What about Hell?

Image: Dante and Virgil by William-Adolphe Bouguereau in 1850. Wikimedia Commons license.

There seems to be a fierce theological debate on Christian Twitter right now. It was started with a comment chastising pastors for not mentioning Hell —and the consequences of sin—enough in mainline Protestantism and Catholicism.

As someone who likes to visit a variety of churches—recently Holy Trinity Lutheran Church in Lakeview and Our Lady of Good Hope Catholic Church in Milwaukee—I realized that I don’t recall having heard a recent sermon or homily condemning me to Hell.

Alexa Smith of the Presbyterian Mission Agency explains:

Hell has always been theologically troublesome, because it goes straight to the question of who God is: How do grace and judgment, or love and justice, mix in the divine mind? Are unrepentant sinners ultimately separated from God, the source of all life and hope, which is torment enough, or are they, literally, tortured for eternity? It is hard to talk about hell because this is hard stuff to talk about, but also because the Scriptures are not clear.

She also explains that when we delve into the Hebrew Scriptures, there are only two clear expressions of Hell—in Isaiah 30 and Daniel 12.

The New Testament is where we see expressions of eternal damnation—but even there it doesn't clearly point to a place we can call Hell.

Alexa notes that Paul the Apostle—whose letters make an important part of Christian Scripture—doesn’t either.

Augustine, the Church Doctor, is where we get our traditional view of Hell as a prison-like place for punishment. His theories of Hell are part of a portfolio that explains what Heaven and Purgatory might be like, too.

Alexa talked to theologian Dr. Mark Achtemeier, formerly of Dubuque Theological Seminary. He studied at Duke, Harvard, and Union Presbyterian Seminary.

It might surprise a lot of people that John Calvin, an origin of Presbyterianism, didn’t think much of Hell as an actual physical place where souls go to be damned, according to Dr. Achtemeier. Calvin spoke of Hell as real, but exists in a poetic, metaphorical place.

Oh, it certainly is a bad place to be!
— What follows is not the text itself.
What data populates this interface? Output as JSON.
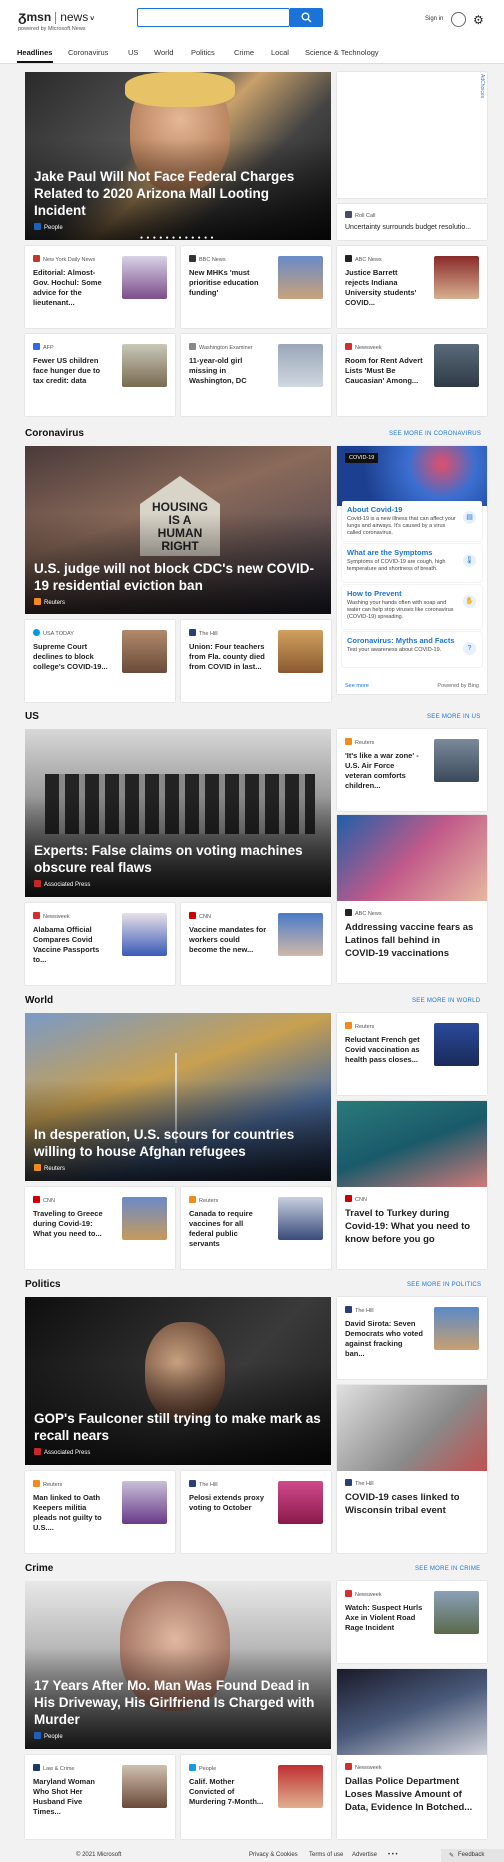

But it is bigger than what we are imagining, according to Calvin.

While Hell is still a very much debatable theological topic not completely pinned down by the mainstream Churches, there is agreement that “Hell is separation from God, whether you think of it as an actual place or as a state of being,” Alexa says.

Like I’ve personally preached in the past on controversies over the idea of predestination, even Hell is something that will remain a mystery to us—one of God’s many mysteries of faith.

We just need to have faith that God’s mercy is there when we come to the end of our earthly journey—and some of those mysteries becomes clearer.